Никола Корвизар пожал плечами.
— Это надо сделать. Но он может умереть, даже пока его спускают с лестницы.
— Тогда быстрее! Люди, быстро карету! Я нисколько не хочу вас ввязывать в эту историю, — обратилась она к супругам-художникам, — но вам придется одолжить мне одеяла, шубы, грелки.
Затем она спросила врача:
— Вы тоже поедете с нами, я надеюсь?
— Только переоденусь в одежды, более достойные служителя Эскулапа. Где вы живете, баронесса?
— Теперь я занимаю павильон Эрмитажа. Это рядом с замком Баньоле, принадлежащим монсеньеру герцогу Орлеанскому. Поедем через Бульвар и скоро будем на месте.
Минутой позже закутанный, как кокон. Жиль был перенесен на бархатные подушки прекрасной кареты, комфорт которой был тщательно продуман и приспособлен к нуждам такой красивой женщины. Госпожа де Гунольштейн сидела на подушках, голова Жиля покоилась на ее коленях.
Корвизар и перевязанный, закутанный в шубу Жильдас заняли места на передних сиденьях.
Баррас ехал верхом на своей лошади.
— Погоняй, Флорентен! — приказала баронесса кучеру. — Осторожно, избегай толчков.
Кучер с предосторожностями тронул лошадей, и экипаж двинулся по Бульвару, где по горящим кострам можно было видеть сторожевые посты.
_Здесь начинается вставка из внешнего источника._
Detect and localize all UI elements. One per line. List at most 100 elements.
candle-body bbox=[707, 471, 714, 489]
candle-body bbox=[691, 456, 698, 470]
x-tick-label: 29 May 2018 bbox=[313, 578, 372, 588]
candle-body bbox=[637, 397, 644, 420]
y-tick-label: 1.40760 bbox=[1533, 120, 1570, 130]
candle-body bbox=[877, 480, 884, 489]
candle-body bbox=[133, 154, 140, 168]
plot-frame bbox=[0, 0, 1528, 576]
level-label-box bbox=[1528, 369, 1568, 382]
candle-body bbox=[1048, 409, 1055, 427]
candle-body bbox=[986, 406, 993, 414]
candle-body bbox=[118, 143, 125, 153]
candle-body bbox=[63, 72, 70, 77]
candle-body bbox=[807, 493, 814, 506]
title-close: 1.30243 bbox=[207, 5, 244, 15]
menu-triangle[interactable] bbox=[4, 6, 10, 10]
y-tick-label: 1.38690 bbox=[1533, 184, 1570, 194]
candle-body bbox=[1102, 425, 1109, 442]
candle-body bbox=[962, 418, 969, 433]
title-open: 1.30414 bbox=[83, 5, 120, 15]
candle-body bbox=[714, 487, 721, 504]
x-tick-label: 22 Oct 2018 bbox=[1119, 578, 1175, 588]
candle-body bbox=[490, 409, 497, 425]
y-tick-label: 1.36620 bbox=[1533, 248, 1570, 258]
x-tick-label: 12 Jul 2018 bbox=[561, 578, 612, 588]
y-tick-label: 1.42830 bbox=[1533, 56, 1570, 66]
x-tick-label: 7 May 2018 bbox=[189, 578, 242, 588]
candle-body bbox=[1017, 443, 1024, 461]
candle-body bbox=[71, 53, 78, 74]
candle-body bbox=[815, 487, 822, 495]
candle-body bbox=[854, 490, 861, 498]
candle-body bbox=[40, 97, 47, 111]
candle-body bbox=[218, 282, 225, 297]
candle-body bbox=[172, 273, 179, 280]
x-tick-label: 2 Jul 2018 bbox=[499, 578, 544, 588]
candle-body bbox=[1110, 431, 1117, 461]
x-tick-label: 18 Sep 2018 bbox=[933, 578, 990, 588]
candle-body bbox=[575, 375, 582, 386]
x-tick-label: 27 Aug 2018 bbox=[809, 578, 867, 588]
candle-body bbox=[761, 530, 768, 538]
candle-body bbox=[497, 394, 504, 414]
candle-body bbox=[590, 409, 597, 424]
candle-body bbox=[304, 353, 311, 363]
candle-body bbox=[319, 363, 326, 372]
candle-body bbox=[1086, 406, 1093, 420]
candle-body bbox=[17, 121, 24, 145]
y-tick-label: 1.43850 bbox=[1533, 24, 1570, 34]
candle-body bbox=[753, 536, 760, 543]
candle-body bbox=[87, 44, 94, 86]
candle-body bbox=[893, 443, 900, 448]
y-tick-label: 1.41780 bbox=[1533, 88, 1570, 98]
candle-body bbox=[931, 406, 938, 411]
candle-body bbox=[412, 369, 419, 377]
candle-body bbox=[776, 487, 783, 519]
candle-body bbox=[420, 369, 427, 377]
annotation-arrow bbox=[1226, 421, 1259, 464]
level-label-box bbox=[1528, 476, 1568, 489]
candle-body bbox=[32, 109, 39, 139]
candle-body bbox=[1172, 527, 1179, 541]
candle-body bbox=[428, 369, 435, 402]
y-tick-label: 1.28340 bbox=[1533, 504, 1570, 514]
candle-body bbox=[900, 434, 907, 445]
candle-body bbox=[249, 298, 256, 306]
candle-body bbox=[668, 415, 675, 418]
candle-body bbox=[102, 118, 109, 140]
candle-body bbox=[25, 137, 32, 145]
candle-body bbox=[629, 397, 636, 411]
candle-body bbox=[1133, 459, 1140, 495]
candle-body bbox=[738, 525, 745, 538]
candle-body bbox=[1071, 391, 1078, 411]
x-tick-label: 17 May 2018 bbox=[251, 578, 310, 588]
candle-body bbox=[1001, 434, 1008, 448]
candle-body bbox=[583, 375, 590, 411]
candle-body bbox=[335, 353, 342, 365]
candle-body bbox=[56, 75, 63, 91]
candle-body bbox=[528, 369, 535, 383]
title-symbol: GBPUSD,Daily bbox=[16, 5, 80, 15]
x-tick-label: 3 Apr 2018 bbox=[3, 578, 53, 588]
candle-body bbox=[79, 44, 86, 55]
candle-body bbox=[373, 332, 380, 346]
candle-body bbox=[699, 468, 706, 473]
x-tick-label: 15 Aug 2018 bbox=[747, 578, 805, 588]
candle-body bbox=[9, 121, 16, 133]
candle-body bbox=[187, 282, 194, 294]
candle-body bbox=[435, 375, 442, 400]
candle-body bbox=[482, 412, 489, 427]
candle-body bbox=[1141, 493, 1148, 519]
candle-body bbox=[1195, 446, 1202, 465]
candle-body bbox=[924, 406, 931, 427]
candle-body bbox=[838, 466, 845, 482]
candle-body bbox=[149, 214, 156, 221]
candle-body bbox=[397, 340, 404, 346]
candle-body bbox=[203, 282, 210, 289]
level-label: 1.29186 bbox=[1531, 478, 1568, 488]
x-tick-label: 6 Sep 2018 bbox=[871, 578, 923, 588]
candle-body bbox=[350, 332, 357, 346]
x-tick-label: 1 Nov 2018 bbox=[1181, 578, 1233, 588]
Двери дома художников захлопнулись. А в своем доме Бозир в это время сделал все, чтобы освободить свое жилище от трупов с помощью единственного не убежавшего соучастника. Ему вовсе не хотелось быть повешенным за какую-то горстку экю. К счастью для него, снова повалил снег, заметая следы крови и боя.
АГЛАЯ
Комната была похожа на походный лазарет, когда Никола Корвизар заканчивал перевязывать раны Жиля. Повсюду были разбросаны корпия, окровавленное белье, обрывки разрезанной ножницами одежды. Все это камеристка собирала в корзину. Неподвижное тело, распростертое на столе, было прекрасно, как античный мрамор, и отдавало трагичной оцепенелостью статуй церковного собора. У каждого угла стола стояли слуги в голубых ливреях, держа по пучку длинных свечей. Врач, засучив рукава, работал. Неподалеку от стола сидела Аглая де Гунольштейн. Почти такая же бледная, как и Жиль, она смотрела расширившимися глазами на это мертвенно бледное лицо с закрытыми глазами. Она ничего не слышала, кроме хриплого дыхания раненого и легкого звяканья инструментов врача. Иногда раздавалось потрескивание горящих в камине дров.